ChargeAssist Webhooks publish failed for many session updates
Date of incident: 2026-02-26
Summary of Impact
Customers have started to reach out to us about not getting CDR_AVAILABLE statuses through their webhooks after getting COMPLETED status.
The session in database is already in CDR_available status, but there was an error happening before publishing the session webhook.
Timeline of Events
- 26/02 10:35 Support reported that customers were not receiving webhook notifications for the CDR_AVAILABLE status.
- 26/02 14:00 Developers started analyzing the issue.
- 26/02 15:00 The root cause of the issue was identified.
- 26/02 16:30 A code fix was implemented and integration tests were executed.
- 27/02 09:52 The fix was deployed to Production.
Confirmed Root Cause of the Incident
The issue was caused by an error thrown by our Database during the insertion of a CDR field.
Investigation revealed that one of the database containers had a hot partition, which intermittently caused failures.
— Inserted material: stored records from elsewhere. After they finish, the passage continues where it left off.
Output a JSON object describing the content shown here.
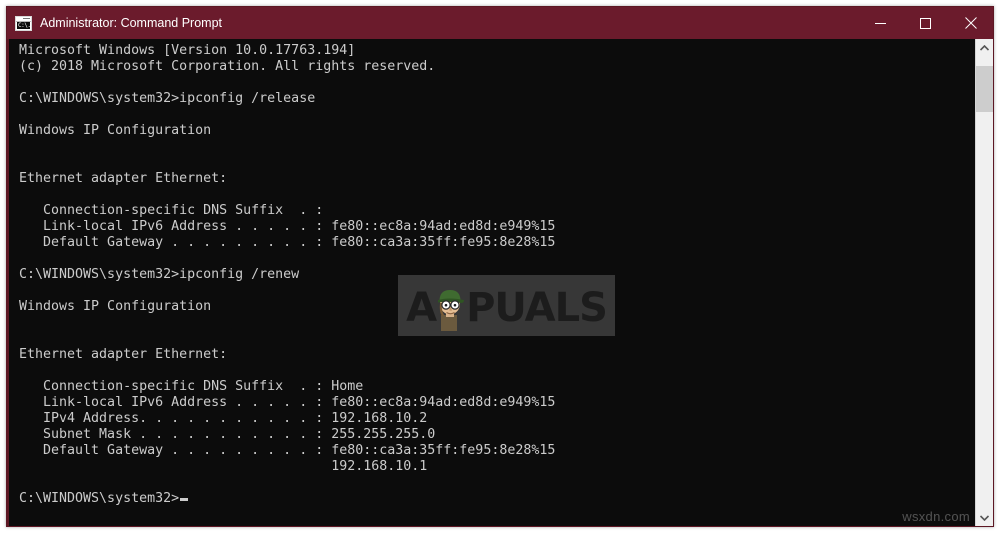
{
  "window": {
    "title": "Administrator: Command Prompt",
    "icon": "command-prompt-icon",
    "icon_glyph": "C:\\.",
    "titlebar_color": "#6b1b2c",
    "console_bg": "#0c0c0c",
    "console_fg": "#cccccc",
    "controls": {
      "minimize_label": "Minimize",
      "maximize_label": "Maximize",
      "close_label": "Close"
    }
  },
  "scrollbar": {
    "up_arrow": "scroll-up-arrow",
    "down_arrow": "scroll-down-arrow",
    "thumb": "scroll-thumb"
  },
  "console": {
    "text": "Microsoft Windows [Version 10.0.17763.194]\n(c) 2018 Microsoft Corporation. All rights reserved.\n\nC:\\WINDOWS\\system32>ipconfig /release\n\nWindows IP Configuration\n\n\nEthernet adapter Ethernet:\n\n   Connection-specific DNS Suffix  . :\n   Link-local IPv6 Address . . . . . : fe80::ec8a:94ad:ed8d:e949%15\n   Default Gateway . . . . . . . . . : fe80::ca3a:35ff:fe95:8e28%15\n\nC:\\WINDOWS\\system32>ipconfig /renew\n\nWindows IP Configuration\n\n\nEthernet adapter Ethernet:\n\n   Connection-specific DNS Suffix  . : Home\n   Link-local IPv6 Address . . . . . : fe80::ec8a:94ad:ed8d:e949%15\n   IPv4 Address. . . . . . . . . . . : 192.168.10.2\n   Subnet Mask . . . . . . . . . . . : 255.255.255.0\n   Default Gateway . . . . . . . . . : fe80::ca3a:35ff:fe95:8e28%15\n                                       192.168.10.1\n\n",
    "prompt": "C:\\WINDOWS\\system32>",
    "commands": [
      "ipconfig /release",
      "ipconfig /renew"
    ],
    "release_output": {
      "header": "Windows IP Configuration",
      "adapter": "Ethernet adapter Ethernet:",
      "connection_specific_dns_suffix": "",
      "link_local_ipv6_address": "fe80::ec8a:94ad:ed8d:e949%15",
      "default_gateway": "fe80::ca3a:35ff:fe95:8e28%15"
    },
    "renew_output": {
      "header": "Windows IP Configuration",
      "adapter": "Ethernet adapter Ethernet:",
      "connection_specific_dns_suffix": "Home",
      "link_local_ipv6_address": "fe80::ec8a:94ad:ed8d:e949%15",
      "ipv4_address": "192.168.10.2",
      "subnet_mask": "255.255.255.0",
      "default_gateway": "fe80::ca3a:35ff:fe95:8e28%15",
      "default_gateway_secondary": "192.168.10.1"
    },
    "version_line": "Microsoft Windows [Version 10.0.17763.194]",
    "copyright_line": "(c) 2018 Microsoft Corporation. All rights reserved."
  },
  "watermarks": {
    "logo_prefix": "A",
    "logo_suffix": "PUALS",
    "bottom_text": "wsxdn.com"
  }
}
When this error occurred, it prevented the webhook publishing process from completing successfully.
Mitigation and Resolution
The issue was resolved by implementing a more appropriate partition key in ChargeAssist, eliminating the hot partition problem.
Lessons Learned for System and Process Improvements
- Incorrect partition key selection for the DB container led to a hot partition scenario.
- Missing alerting/monitoring for webhook publishing failures delayed detection of the issue.